THE ULTIMATE CREATIVITY (by Michael Hall -- Neuro-Semantics)


I found these following questions easy on the eyes:
- How creative are you as a parent?
- How creative are you in exercising and staying fit and healthy?
- How creative are you in your relationships?
- How creative are you in enjoying the small pleasures of life?
- How creative are you in cooking a meal?  In designing your career?
- How creative are you in your wealth creation and financial independence?
A new fantastic post by Michael Hall on Creativity and Innovation field.

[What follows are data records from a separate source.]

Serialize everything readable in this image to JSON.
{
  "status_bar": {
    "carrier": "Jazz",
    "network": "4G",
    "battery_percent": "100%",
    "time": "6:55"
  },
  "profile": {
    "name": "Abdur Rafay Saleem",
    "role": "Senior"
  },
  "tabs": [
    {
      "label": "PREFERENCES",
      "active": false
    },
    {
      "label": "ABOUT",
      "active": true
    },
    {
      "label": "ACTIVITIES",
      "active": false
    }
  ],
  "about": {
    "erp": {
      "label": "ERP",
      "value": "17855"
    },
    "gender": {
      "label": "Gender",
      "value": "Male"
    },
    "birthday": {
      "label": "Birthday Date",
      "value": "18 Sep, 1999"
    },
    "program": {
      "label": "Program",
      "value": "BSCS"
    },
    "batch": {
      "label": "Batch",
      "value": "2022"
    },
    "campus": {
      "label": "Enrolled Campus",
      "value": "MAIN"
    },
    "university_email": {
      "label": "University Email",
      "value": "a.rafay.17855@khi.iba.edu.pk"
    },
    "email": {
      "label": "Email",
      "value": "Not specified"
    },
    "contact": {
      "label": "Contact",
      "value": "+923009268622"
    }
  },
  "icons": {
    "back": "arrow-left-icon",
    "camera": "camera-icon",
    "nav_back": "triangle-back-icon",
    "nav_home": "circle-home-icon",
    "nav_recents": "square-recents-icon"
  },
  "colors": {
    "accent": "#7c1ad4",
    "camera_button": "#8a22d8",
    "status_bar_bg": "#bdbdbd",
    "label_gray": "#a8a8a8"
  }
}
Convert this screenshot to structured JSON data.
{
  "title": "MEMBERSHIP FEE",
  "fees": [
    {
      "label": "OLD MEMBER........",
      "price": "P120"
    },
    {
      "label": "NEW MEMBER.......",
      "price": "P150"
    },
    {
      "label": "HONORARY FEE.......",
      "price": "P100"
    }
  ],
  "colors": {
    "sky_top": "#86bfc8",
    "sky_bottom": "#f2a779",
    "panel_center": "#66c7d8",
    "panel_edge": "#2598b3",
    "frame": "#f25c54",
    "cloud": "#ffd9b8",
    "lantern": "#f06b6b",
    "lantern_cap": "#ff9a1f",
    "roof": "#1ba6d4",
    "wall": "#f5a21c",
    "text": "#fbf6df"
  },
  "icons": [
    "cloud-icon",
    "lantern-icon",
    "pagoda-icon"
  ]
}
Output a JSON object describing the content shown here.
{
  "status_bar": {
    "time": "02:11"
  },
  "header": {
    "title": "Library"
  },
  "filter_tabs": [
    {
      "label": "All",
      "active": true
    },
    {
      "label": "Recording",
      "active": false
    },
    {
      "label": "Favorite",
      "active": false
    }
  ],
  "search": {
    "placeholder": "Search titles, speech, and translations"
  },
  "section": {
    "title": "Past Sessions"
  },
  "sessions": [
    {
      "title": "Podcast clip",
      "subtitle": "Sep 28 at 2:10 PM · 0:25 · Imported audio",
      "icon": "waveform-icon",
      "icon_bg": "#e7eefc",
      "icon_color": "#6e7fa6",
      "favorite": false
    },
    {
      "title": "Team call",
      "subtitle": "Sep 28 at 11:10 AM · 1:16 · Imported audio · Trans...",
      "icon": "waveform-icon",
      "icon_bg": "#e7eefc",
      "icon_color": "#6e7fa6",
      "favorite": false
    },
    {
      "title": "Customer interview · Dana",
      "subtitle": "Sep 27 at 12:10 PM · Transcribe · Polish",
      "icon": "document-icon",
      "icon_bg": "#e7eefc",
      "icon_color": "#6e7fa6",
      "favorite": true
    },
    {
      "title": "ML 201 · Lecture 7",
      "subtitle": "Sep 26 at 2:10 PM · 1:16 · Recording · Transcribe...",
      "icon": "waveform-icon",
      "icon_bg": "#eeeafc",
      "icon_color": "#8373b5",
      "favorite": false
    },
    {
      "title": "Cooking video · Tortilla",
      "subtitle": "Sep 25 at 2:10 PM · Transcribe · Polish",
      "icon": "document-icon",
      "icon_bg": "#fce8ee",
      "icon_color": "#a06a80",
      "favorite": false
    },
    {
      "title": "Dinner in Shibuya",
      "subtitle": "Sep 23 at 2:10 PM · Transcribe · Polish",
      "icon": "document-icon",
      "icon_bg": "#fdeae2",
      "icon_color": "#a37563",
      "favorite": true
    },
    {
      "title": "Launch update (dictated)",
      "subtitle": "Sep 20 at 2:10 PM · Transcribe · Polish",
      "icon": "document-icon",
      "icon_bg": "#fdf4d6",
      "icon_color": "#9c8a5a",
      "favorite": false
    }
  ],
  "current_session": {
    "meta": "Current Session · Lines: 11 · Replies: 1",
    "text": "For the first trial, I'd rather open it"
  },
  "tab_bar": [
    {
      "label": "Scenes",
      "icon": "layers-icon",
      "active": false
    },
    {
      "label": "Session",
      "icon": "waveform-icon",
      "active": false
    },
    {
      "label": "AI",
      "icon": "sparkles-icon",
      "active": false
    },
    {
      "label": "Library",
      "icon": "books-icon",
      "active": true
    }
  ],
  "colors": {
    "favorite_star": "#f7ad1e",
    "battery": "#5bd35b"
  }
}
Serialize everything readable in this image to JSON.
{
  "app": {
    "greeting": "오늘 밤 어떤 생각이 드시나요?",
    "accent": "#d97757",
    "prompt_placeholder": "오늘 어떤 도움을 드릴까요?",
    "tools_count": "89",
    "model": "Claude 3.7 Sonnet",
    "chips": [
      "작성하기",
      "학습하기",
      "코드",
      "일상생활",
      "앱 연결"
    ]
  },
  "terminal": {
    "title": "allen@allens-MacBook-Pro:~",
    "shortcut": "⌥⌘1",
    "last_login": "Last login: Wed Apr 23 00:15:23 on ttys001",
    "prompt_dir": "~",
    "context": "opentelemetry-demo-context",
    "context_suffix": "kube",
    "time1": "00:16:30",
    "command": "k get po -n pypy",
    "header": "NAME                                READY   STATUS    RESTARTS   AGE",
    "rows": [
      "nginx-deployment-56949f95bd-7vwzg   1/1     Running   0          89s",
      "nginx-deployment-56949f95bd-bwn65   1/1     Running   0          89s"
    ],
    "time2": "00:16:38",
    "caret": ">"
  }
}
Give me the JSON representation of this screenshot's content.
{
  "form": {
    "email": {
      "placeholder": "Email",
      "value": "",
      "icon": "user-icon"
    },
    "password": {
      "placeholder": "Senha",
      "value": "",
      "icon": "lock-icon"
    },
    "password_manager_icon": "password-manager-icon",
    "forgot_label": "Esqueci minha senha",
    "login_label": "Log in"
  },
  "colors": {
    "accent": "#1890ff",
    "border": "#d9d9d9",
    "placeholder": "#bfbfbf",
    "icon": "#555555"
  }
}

There’s creativity and then there is self-actualization creativity.  The first is what we all inherit as human beings—our ability to create things.  In this, everybody is creative.  And the reason for this is our lack of instincts.  We are born with a knowledge gap about how to be human—we do not naturally, intuitively, instinctively know that.  That is the gap within us that we have to fill— and fill it we do.  And this explains the tremendous range of how to be human and how to create human cultures that there are.

Without instinctive knowledge hard-wired into our DNA, the knowledge gap of the content of how to be the species that we are is wide-open for us to invent all kinds of ways.  And invent them we do.  This is the foundation of creativity.  It begins as we create our thoughts, our ideas, our hopes, dreams, fears, dreads, terrors, etc.  Thinking itself is an act of creativity.  We cannot not escape from the demand of creativity.  Even when we try to give up all individuality, all uniqueness, all personality, personal responsibility and try to conform perfectly to what other’s want, say, require, demand, etc. —even that is an act of creativity!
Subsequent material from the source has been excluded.